Mercoledi' Al Fatah ha provvisoriamente accettato l'offerta di Hamas di diventare partner subalterno nella coalizione di governo. Nel frattempo, l'Iran si e' offerto di aiutare finanziariamente l'autorità palestinese capeggiata da Hamas, mentre la Lega Araba ha richiesto alla Comunita' Europea di non isolare politicamente il governo subentrante e di cercare, al contrario, di convincerlo a tentare la pace con Israele.

Il capo del blocco di Al Fatah in Parlamento ha riferito ai giornalisti, dopo i colloqui con i leaders di Hamas, che il movimento aveva accettato in via di principio di unirsi al Governo, anche se le due parti avevano ancora bisogno di raggiungere un accordo.

"C'e' un accordo di massima e c'e' l'intenzione [di partecipare nella coalizione], ma dobbiamo attendere il programma" ha detto Azzam al-Ahmad.

"Se raggiungiamo un accordo, parteciperemo. Altrimenti, se non lo raggiungeremo, saremo un'opposizione costruttiva".
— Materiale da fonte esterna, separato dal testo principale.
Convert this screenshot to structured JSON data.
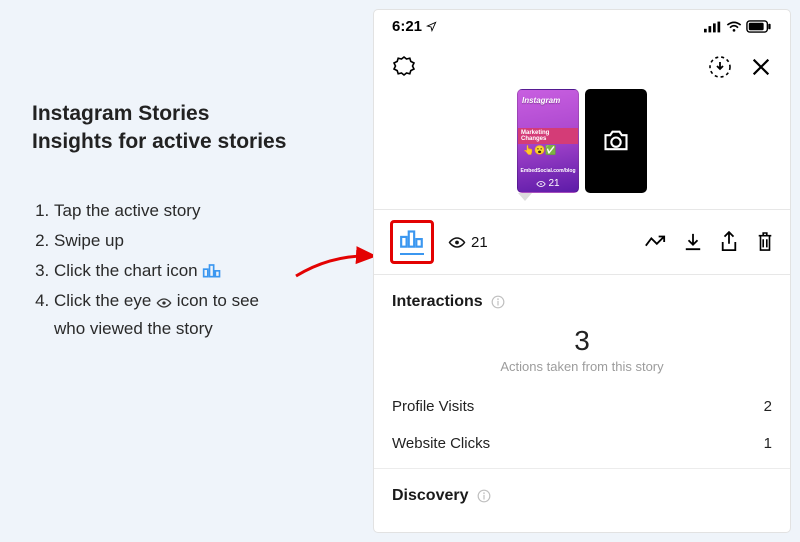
{
  "heading_line1": "Instagram Stories",
  "heading_line2": "Insights for active stories",
  "steps": {
    "s1": "Tap the active story",
    "s2": "Swipe up",
    "s3_a": "Click the chart icon",
    "s4_a": "Click the eye",
    "s4_b": "icon to see",
    "s4_c": "who viewed the story"
  },
  "status": {
    "time": "6:21"
  },
  "thumb": {
    "ig_word": "Instagram",
    "bar_text": "Marketing Changes",
    "blog": "EmbedSocial.com/blog",
    "views": "21"
  },
  "bar": {
    "views": "21"
  },
  "sections": {
    "interactions": "Interactions",
    "big": "3",
    "sub": "Actions taken from this story",
    "pv_label": "Profile Visits",
    "pv_val": "2",
    "wc_label": "Website Clicks",
    "wc_val": "1",
    "discovery": "Discovery"
  }
}
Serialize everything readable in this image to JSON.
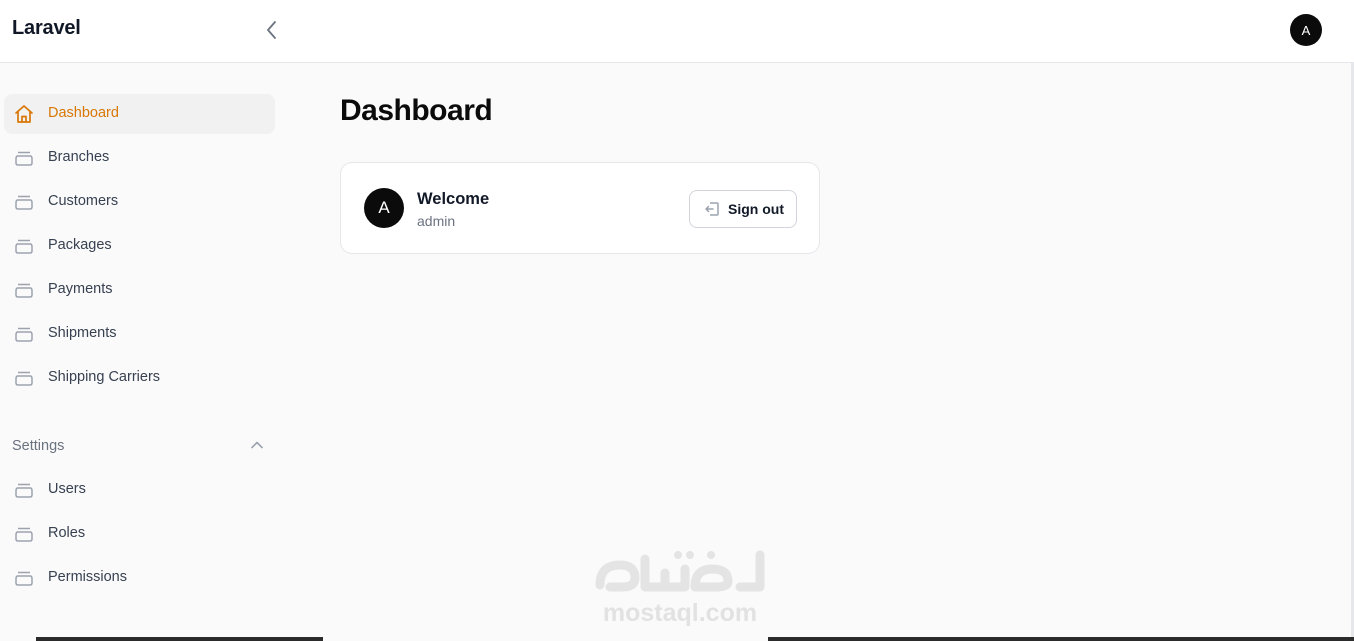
{
  "header": {
    "brand": "Laravel",
    "collapse_icon": "chevron-left-icon",
    "user_initial": "A"
  },
  "sidebar": {
    "items": [
      {
        "label": "Dashboard",
        "icon": "home-icon",
        "active": true
      },
      {
        "label": "Branches",
        "icon": "stack-icon"
      },
      {
        "label": "Customers",
        "icon": "stack-icon"
      },
      {
        "label": "Packages",
        "icon": "stack-icon"
      },
      {
        "label": "Payments",
        "icon": "stack-icon"
      },
      {
        "label": "Shipments",
        "icon": "stack-icon"
      },
      {
        "label": "Shipping Carriers",
        "icon": "stack-icon"
      }
    ],
    "settings_group": {
      "label": "Settings",
      "icon": "chevron-up-icon",
      "items": [
        {
          "label": "Users",
          "icon": "stack-icon"
        },
        {
          "label": "Roles",
          "icon": "stack-icon"
        },
        {
          "label": "Permissions",
          "icon": "stack-icon"
        }
      ]
    }
  },
  "main": {
    "title": "Dashboard",
    "account_card": {
      "avatar_initial": "A",
      "heading": "Welcome",
      "username": "admin",
      "sign_out_label": "Sign out",
      "sign_out_icon": "sign-out-icon"
    }
  },
  "watermark": {
    "arabic": "مستقل",
    "latin": "mostaql.com"
  },
  "colors": {
    "accent": "#d97706",
    "background": "#fafafa",
    "avatar": "#0b0b0b"
  }
}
Mahmoud al Zahhar, che ha condotto la delegazione di Hamas ai colloqui di Gaza, ha detto: "tutti i partiti, compresi i nostri fratelli di Al Fatah, intendono partecipare al governo". Ha aggiunto: "Abbiamo convenuto di continuare le nostre discussioni".
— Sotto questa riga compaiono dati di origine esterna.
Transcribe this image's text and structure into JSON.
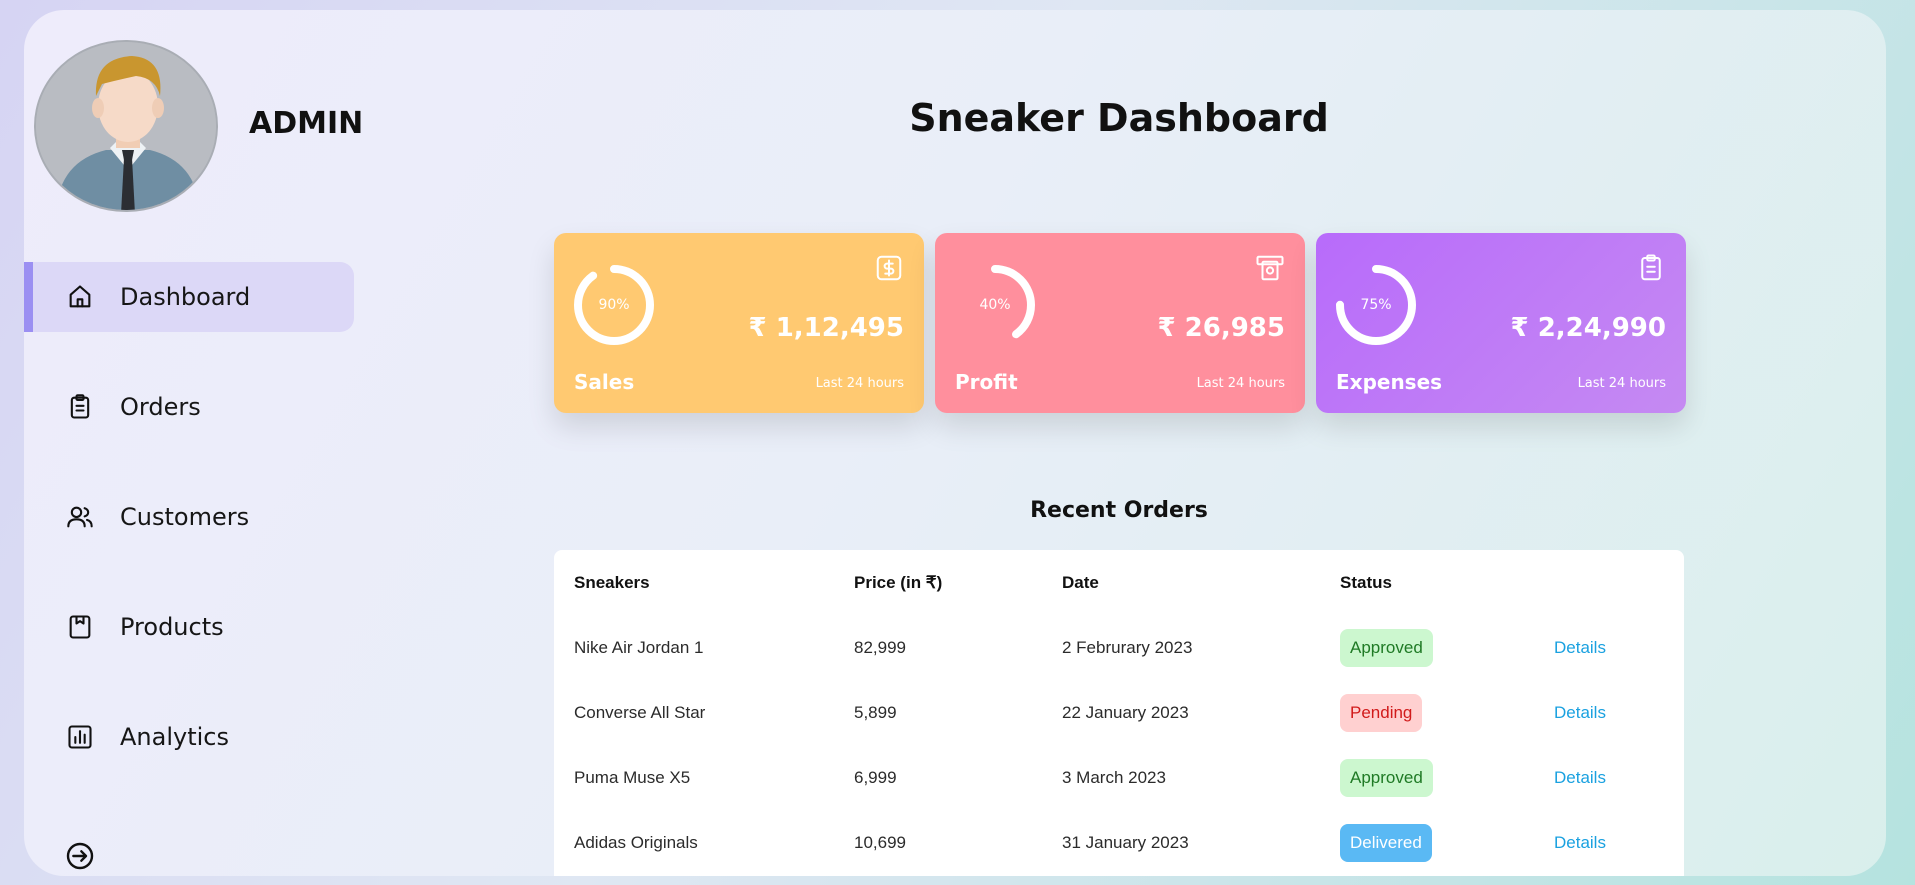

Delineando ciò che sembrava essere il punto d'arresto piu' importante, Ahmad ha riferito a Reuters che Al Fatah insisterebbe affinche' l'amministrazione condotta da Hamas adottasse la visione del Presidente Mahmoud Abbas di negoziare la pace con Israele.

Martedi', Abbas ha formalmente consegnato al probabile Premier di Hamas, Ismail Haniyya, una lettera che gli assegna il compito di formare il futuro governo.

Israele ha detto che non puo' prendere in considerazione di trattare con Hamas finche' il gruppo non riconosce lo stato d'Israele, abbandona la resistenza armata ed accetta gli accordi di pace past interim.

"Non conduciamo negoziati con un'Autorita' di Hamas. Ridurremo i contatti con l'autorita' solo a quelli che hanno una dimensione di sicurezza per prevenire il terrorismo", un ufficiale citava il Primo Ministro ad interim israeliano, Ehud Olmert, nel suo discorso al Comitato di Difesa e Affari Esteri del Parlamento.

Ma Olmert, ha anche detto che Hamas non e' una minaccia strategica per lo Stato d'Israele, evidenziando che Israele continuera' a fare pressione sui Palestinesi tramite azioni diplomatiche - non militari.

In risposta al Presidente U.S.A., George W. Bush, ed alle nazioni occidentali che minacciano di interrompere il sostegno economico ad un governo controllato da Hamas, l'Iran si e' impegnato in un'assistenza finanziaria ad un'autorita' a corto di contanti.

"Sicuramente aiuteremo finanziariamente questo governo per resistere alla crudelta' dell'America nei confronti di questo paese", ha detto il capo del Consiglio Nazionale Supremo di Sicurezza dell'Iran, Ali Larijani, al leader di Hamas, Khaled Mashaal.

Larijani ha affermato che l'accordo era inteso a compensare i tagli incombenti negli aiuti degli Stati Uniti.

Gli ufficiali israeliani hanno avvisato che un governo capeggiato da Hamas si isolerebbe ulteriormente, se accettasse l'aiuto iraniano.

"La leadership palestinese subentrante deve decidere se vuole essere parte di una legittima comunita' internazionale o se vuole, attraverso le sue stesse azioni, allinearsi con suoi paria internazionali", ha detto Mark Regev, portavoce del Ministro degli Esteri.

Ha detto, inoltre, che Israele sarebbe "autorizzato ad utilizzare tutti i mezzi legali" per prevenire che i soldi vadano a "sostenere il terrorismo e a rafforzare la leadership terrorista".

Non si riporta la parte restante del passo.